INVENTÁRIO
RECLAMAÇÃO CONTRA A RELAÇÃO DE BENS
PRINCÍPIO DA CONCENTRAÇÃO DA DEFESA
SUPERVENIÊNCIA OBJECTIVA E SUBJECTIVA
Sumário

A reclamação contra a relação de bens deve ser apresentada no prazo previsto no art.º 1104º do C.P.C., só podendo ser apresentada posteriormente no caso de superveniência objetiva ou subjetiva.

Texto Integral

Acordam os Juízes do Tribunal da Relação de Lisboa

No processo de inventário em que é requerente AA e cabeça de casal BB, aquela interpôs recurso do despacho proferido a 8 de janeiro de 2025 sob o ponto II, alínea e), do seguinte teor:
«sobre os 67.000 euros referenciados a propósito da verba nº 1 do activo na relação de bens: em sede de reclamação a interessada - já conhecedora do afirmado naquela relação - aceitou a verba nº 1 do activo, mas impugnou o valor ali indicado, insistindo para que a mesma fosse relacionada com o valor do saldo existente à data de entrada da petição da acção de divórcio, o que o cabeça de casal cumpriu. Na decisão proferida atendi ao valor comprovado nos elementos bancários juntos pelo cabeça de casal: 266,04 euros. Na sequência, vem agora a interessada pretender que seja aditada à relação de bens a conta bancária (em rigor, o saldo) titulada pelo cabeça de casal e que, segundo aquela, foi a conta destino da transferência de 67.000 euros. Ora, constitui jurisprudência pacífica, segundo creio, que os princípios da concentração e da preclusão vigoram no actual regime do inventário. Daqui resulta a impossibilidade de reclamação posterior de outros bens, exceptuadas, naturalmente, as situações, por exemplo, de conhecimento superveniente. Não é esse manifestamente o caso. Por um lado a interessada já tinha conhecimento do referido levantamento por o mesmo ter sido desde logo referenciado na relação de bens. Por outro, a referida operação foi efectuada em conta titulada por ambos os elementos do casal (cfr. desde logo, a afirmação da própria no art.º 20º deste requerimento) pelo que previamente à reclamação a interessada estava em condições de obter as informações necessárias para instruir o requerimento a apresentar e, nessa sede, pugnar, como faz agora (tardiamente), pela inclusão do mencionado saldo, o que não fez. Em consequência, não admito a nova reclamação referente à verba nº 1 do activo, bem como o pedido de aditamento de nova verba.»

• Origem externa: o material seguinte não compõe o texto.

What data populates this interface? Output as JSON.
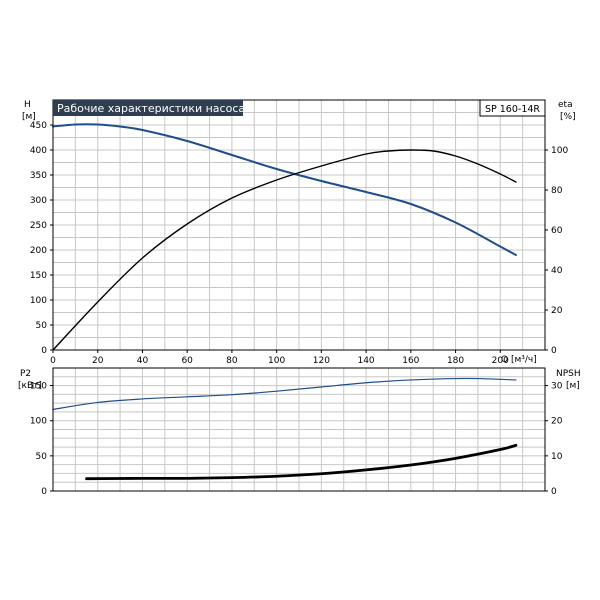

Na alegação de recurso, a recorrente formulou as seguintes conclusões:
«I. Vem o presente recurso interposto da decisão judicial, com data de 08/01/2025 e refª CITIUS 58520094, relativamente, e somente a esta, à alínea e) do ponto I., “…”

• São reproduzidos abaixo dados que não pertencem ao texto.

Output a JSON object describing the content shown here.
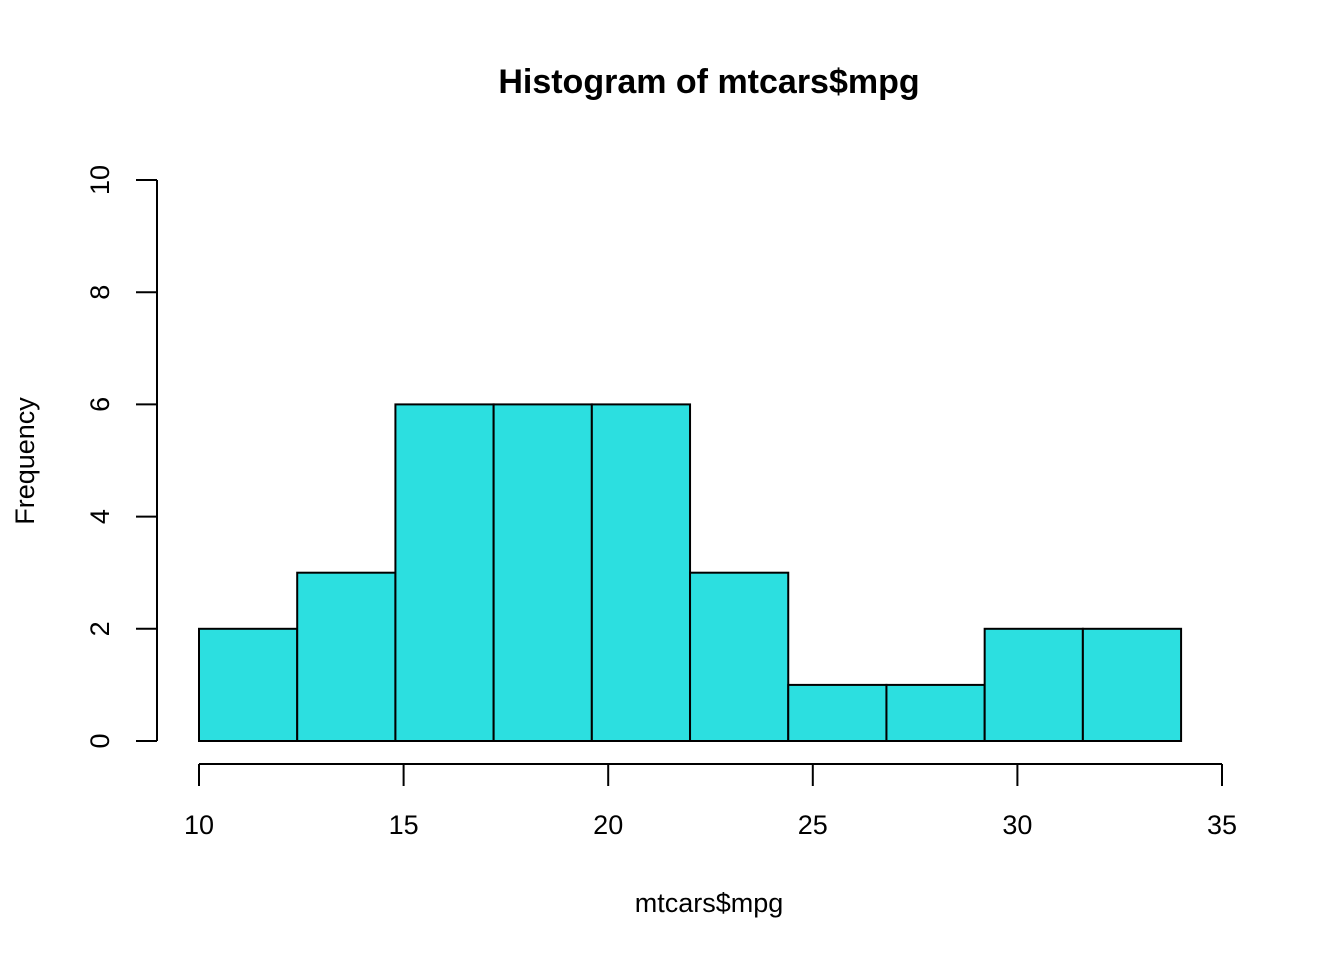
{
  "chart_data": {
    "type": "bar",
    "title": "Histogram of mtcars$mpg",
    "xlabel": "mtcars$mpg",
    "ylabel": "Frequency",
    "bins": [
      {
        "x0": 10.0,
        "x1": 12.4,
        "count": 2
      },
      {
        "x0": 12.4,
        "x1": 14.8,
        "count": 3
      },
      {
        "x0": 14.8,
        "x1": 17.2,
        "count": 6
      },
      {
        "x0": 17.2,
        "x1": 19.6,
        "count": 6
      },
      {
        "x0": 19.6,
        "x1": 22.0,
        "count": 6
      },
      {
        "x0": 22.0,
        "x1": 24.4,
        "count": 3
      },
      {
        "x0": 24.4,
        "x1": 26.8,
        "count": 1
      },
      {
        "x0": 26.8,
        "x1": 29.2,
        "count": 1
      },
      {
        "x0": 29.2,
        "x1": 31.6,
        "count": 2
      },
      {
        "x0": 31.6,
        "x1": 34.0,
        "count": 2
      }
    ],
    "xlim": [
      10,
      35
    ],
    "ylim": [
      0,
      10
    ],
    "x_ticks": [
      10,
      15,
      20,
      25,
      30,
      35
    ],
    "y_ticks": [
      0,
      2,
      4,
      6,
      8,
      10
    ],
    "grid": false,
    "bar_fill": "#2cdfe0",
    "bar_stroke": "#000000"
  }
}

II. Andou mal o tribunal a quo ao tomar tal decisão, de um lado atendendo à tramitação processual prevista para o processo de inventário; e de outro, o tribunal a quo, ao considerar o requerimento da recorrente de 11/12/2024 como um articulado superveniente, nos termos e para os efeitos do art.º 588º, nº 1 do CPC, como o considerou, devia ter decidido pela verificação da superveniência (art.º 588º, nºs 1 e 2 do CPC), dos factos alegados.

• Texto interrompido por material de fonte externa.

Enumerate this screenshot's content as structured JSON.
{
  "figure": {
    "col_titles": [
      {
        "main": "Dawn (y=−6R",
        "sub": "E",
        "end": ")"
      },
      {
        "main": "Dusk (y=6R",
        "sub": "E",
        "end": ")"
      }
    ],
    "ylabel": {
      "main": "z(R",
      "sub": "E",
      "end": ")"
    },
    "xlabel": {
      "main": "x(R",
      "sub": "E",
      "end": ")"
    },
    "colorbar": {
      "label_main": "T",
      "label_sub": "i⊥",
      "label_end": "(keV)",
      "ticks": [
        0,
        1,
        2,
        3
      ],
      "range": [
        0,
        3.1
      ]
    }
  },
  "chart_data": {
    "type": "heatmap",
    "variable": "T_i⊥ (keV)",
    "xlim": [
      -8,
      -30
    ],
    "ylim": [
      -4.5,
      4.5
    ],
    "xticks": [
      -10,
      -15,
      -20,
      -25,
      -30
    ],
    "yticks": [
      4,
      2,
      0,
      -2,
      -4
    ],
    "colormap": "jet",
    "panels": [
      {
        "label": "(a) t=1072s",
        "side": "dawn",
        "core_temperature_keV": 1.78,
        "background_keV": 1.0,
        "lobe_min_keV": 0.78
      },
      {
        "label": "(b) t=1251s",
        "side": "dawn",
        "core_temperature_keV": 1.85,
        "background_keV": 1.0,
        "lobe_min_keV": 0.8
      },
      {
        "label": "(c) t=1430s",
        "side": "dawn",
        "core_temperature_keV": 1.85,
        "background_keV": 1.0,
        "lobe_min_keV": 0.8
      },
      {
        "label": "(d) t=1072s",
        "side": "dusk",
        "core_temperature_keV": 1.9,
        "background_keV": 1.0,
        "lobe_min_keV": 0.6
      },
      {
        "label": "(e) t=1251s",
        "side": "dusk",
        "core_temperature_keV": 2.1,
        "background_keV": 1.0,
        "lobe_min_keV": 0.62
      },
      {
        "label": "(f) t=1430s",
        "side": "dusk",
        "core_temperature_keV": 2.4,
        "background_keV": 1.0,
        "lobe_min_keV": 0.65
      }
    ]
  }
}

III. São os fundamentos, constantes daquela decisão (Conclusão I), e que levaram ao afastamento da verificação de tal superveniência, indeferindo-se o peticionado pela recorrente, que a recorrente se opõe, e impugna pelo presente recurso.
IV. O princípio da concentração e da preclusão é referido pela Mmª Juiz a quo como fundamento, para num primeiro momento, da sua decisão, considerar, que atentos aqueles princípios, “resulta a impossibilidade de reclamação posterior de outros bens, exceptuadas, naturalmente, as situações, por exemplo, de conhecimento superveniente.”; E num segundo momento, conhecer da verificação ou não da superveniência dos factos alegados (requerimento da recorrente de 11/12/2024), vindo a concluir pela sua não verificação, erradamente, como se conclui.
V. Só com a resposta à reclamação à relação de bens (06/11/2024), teve a recorrente conhecimento: a) Que a conta bancária indicada sob a verba nº 1 do Activo da relação de bens, era efectivamente a conta que tinha na Caixa Geral de Depósitos (CGD) com o cabeça--de-casal; b) Que existiu uma transferência (e não um levantamento) de 67.000,00€ desta conta para uma outra titulada, unicamente, pelo cabeça-de-casal, mas sem que pudesse saber em que instituição bancária, porque daquele documento (extracto bancário) tal, não resulta.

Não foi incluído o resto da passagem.